In 2008, state representative Mable Thomas decided against seeking re-election, choosing instead to mount an unsuccessful primary challenge to John Lewis in the 5th congressional district. Her decision created an open seat in the Georgia House, which attracted two candidates, both Democrats, one of whom was Taylor. In the primary election held on July 15, 2008, Taylor earned 62.8% of the vote and won the Democratic nomination. He faced no opposition in the general election and took office on January 12, 2009.
He ran for re-election in 2010, facing a primary challenge from Mable Thomas, his predecessor in office. In the Democratic primary election held on July 20, 2010, Taylor won 56.1%, winning by a margin of 349 votes. Once again, he won the general election unopposed. His current term expires in January 2013; he will have to run in 2012 to hold onto the seat.
During his first term, Rep. Taylor served on the Education, MARTA Oversight (MARTOC), and Ways and Means Committees, powerful appointments for a freshman legislator.

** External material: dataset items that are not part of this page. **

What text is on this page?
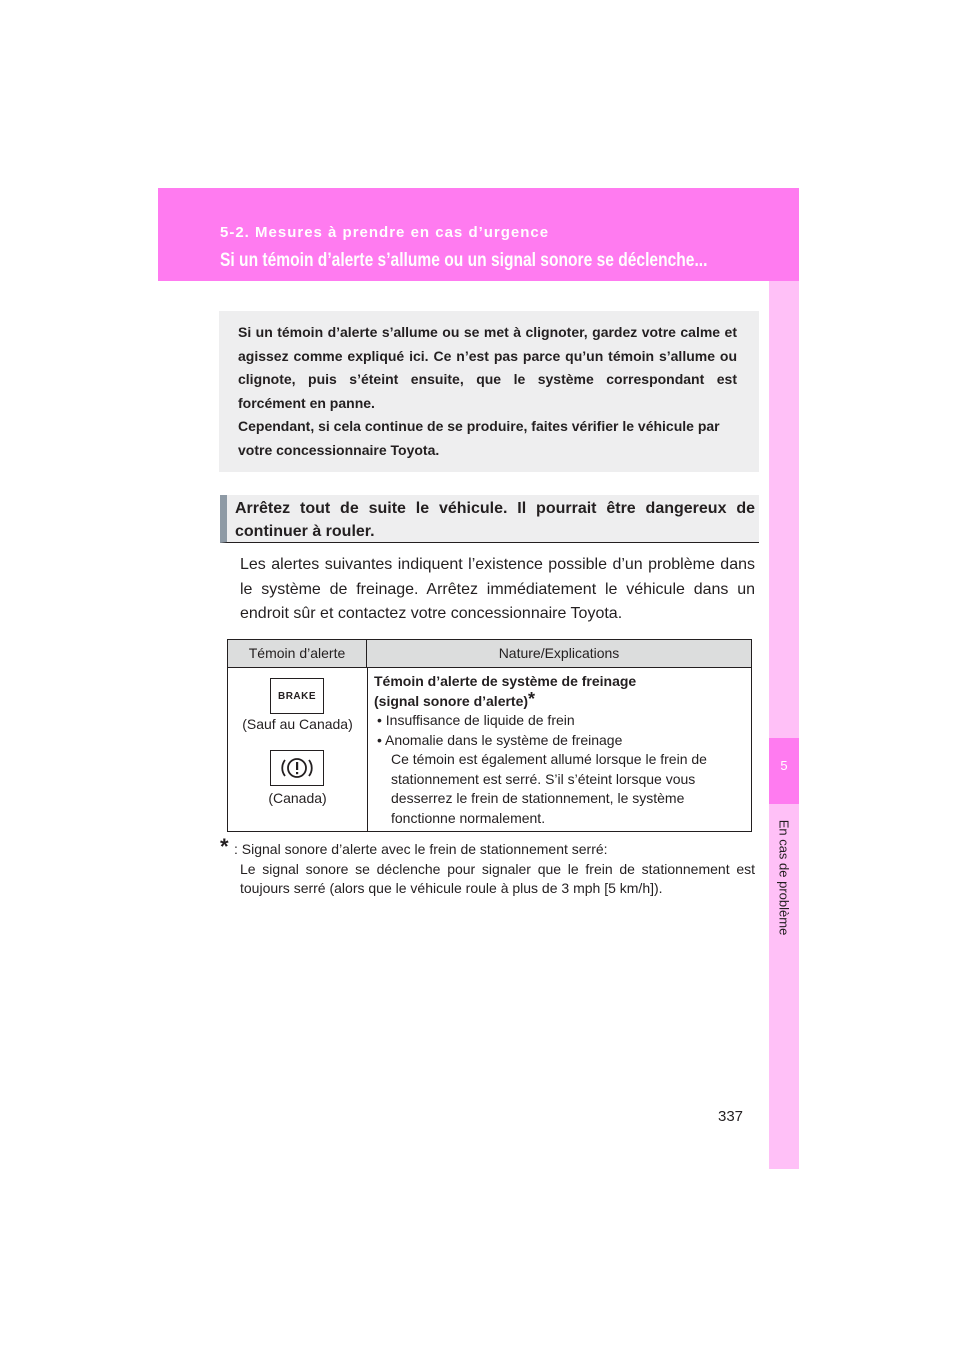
5-2. Mesures à prendre en cas d’urgence

Si un témoin d’alerte s’allume ou un signal sonore se déclenche...
5
En cas de problème

Si un témoin d’alerte s’allume ou se met à clignoter, gardez votre calme et agissez comme expliqué ici. Ce n’est pas parce qu’un témoin s’allume ou clignote, puis s’éteint ensuite, que le système correspondant est forcément en panne.

Cependant, si cela continue de se produire, faites vérifier le véhicule par votre concessionnaire Toyota.

Arrêtez tout de suite le véhicule. Il pourrait être dangereux de continuer à rouler.

Les alertes suivantes indiquent l’existence possible d’un problème dans le système de freinage. Arrêtez immédiatement le véhicule dans un endroit sûr et contactez votre concessionnaire Toyota.

Témoin d’alerte	Nature/Explications
BRAKE
(Sauf au Canada)
(Canada)

Témoin d’alerte de système de freinage

(signal sonore d’alerte)*

• Insuffisance de liquide de frein

• Anomalie dans le système de freinage

Ce témoin est également allumé lorsque le frein de stationnement est serré. S’il s’éteint lorsque vous desserrez le frein de stationnement, le système fonctionne normalement.

* : Signal sonore d’alerte avec le frein de stationnement serré:

Le signal sonore se déclenche pour signaler que le frein de stationnement est toujours serré (alors que le véhicule roule à plus de 3 mph [5 km/h]).

337
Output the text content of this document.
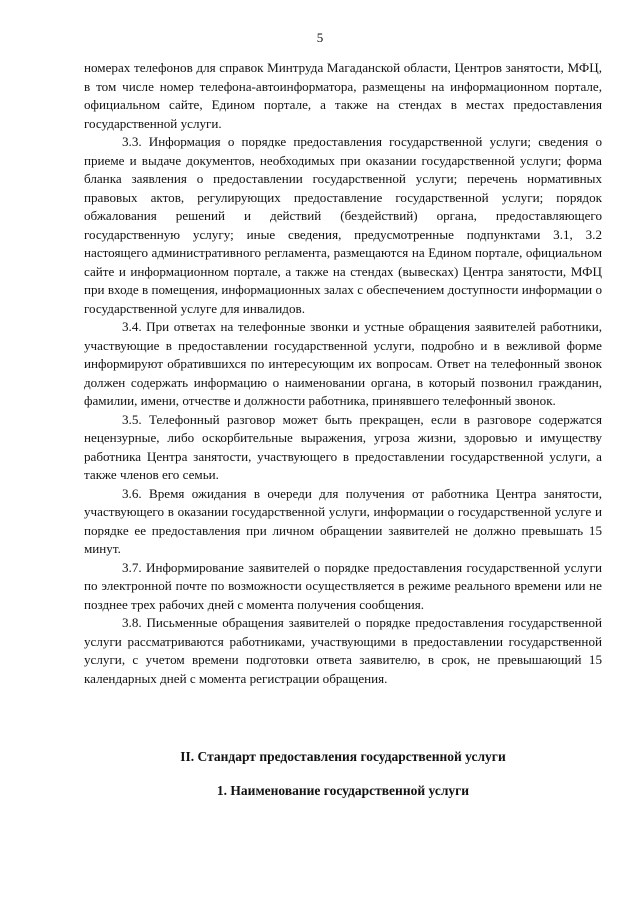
5

номерах телефонов для справок Минтруда Магаданской области, Центров занятости, МФЦ, в том числе номер телефона-автоинформатора, размещены на информационном портале, официальном сайте, Едином портале, а также на стендах в местах предоставления государственной услуги.

3.3. Информация о порядке предоставления государственной услуги; сведения о приеме и выдаче документов, необходимых при оказании государственной услуги; форма бланка заявления о предоставлении государственной услуги; перечень нормативных правовых актов, регулирующих предоставление государственной услуги; порядок обжалования решений и действий (бездействий) органа, предоставляющего государственную услугу; иные сведения, предусмотренные подпунктами 3.1, 3.2 настоящего административного регламента, размещаются на Едином портале, официальном сайте и информационном портале, а также на стендах (вывесках) Центра занятости, МФЦ при входе в помещения, информационных залах с обеспечением доступности информации о государственной услуге для инвалидов.

3.4. При ответах на телефонные звонки и устные обращения заявителей работники, участвующие в предоставлении государственной услуги, подробно и в вежливой форме информируют обратившихся по интересующим их вопросам. Ответ на телефонный звонок должен содержать информацию о наименовании органа, в который позвонил гражданин, фамилии, имени, отчестве и должности работника, принявшего телефонный звонок.

3.5. Телефонный разговор может быть прекращен, если в разговоре содержатся нецензурные, либо оскорбительные выражения, угроза жизни, здоровью и имуществу работника Центра занятости, участвующего в предоставлении государственной услуги, а также членов его семьи.

3.6. Время ожидания в очереди для получения от работника Центра занятости, участвующего в оказании государственной услуги, информации о государственной услуге и порядке ее предоставления при личном обращении заявителей не должно превышать 15 минут.

3.7. Информирование заявителей о порядке предоставления государственной услуги по электронной почте по возможности осуществляется в режиме реального времени или не позднее трех рабочих дней с момента получения сообщения.

3.8. Письменные обращения заявителей о порядке предоставления государственной услуги рассматриваются работниками, участвующими в предоставлении государственной услуги, с учетом времени подготовки ответа заявителю, в срок, не превышающий 15 календарных дней с момента регистрации обращения.

II. Стандарт предоставления государственной услуги
1. Наименование государственной услуги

He was appointed Chairman of the MARTOC Subcommittee on Infrastructure and Maintenance, the only minority caucus freshman to hold a subcommittee chairmanship. Taylor was also appointed Deputy Minority Whip by the House Democratic Leader and Whip.
After re-election in 2010, Taylor was elected Vice Chairman of the House Democratic Caucus, handily defeating three other colleagues without a run-off election. Taylor was also appointed Chairman of the Atlanta-Fulton Legislative Delegation Subcommittee on Housing and Economic Development. Taylor successfully sponsored legislation for the City of Atlanta to extend its hotel/motel tax to help fund the construction of a new Georgia Dome.
An African American, Taylor lives in the Historic West End neighborhood of Atlanta and is an active member of Destiny World Church in Austell.
On May 27, 2011, Taylor came out as a gay man following the circulation of an e-mail which accused Taylor of being gay and of using his official position to solicit sexual relationships. Taylor's accuser later admitted he had no proof to his allegations against Taylor. He was one of four openly LGBT members of the Georgia General Assembly, alongside Reps. Karla Drenner (D–Avondale Estates), Simone Bell (D–Atlanta), and Keisha Waites (D–Atlanta). Taylor was the first openly gay male to serve in the Georgia General Assembly and was only the second openly gay African American male state legislator in the United States.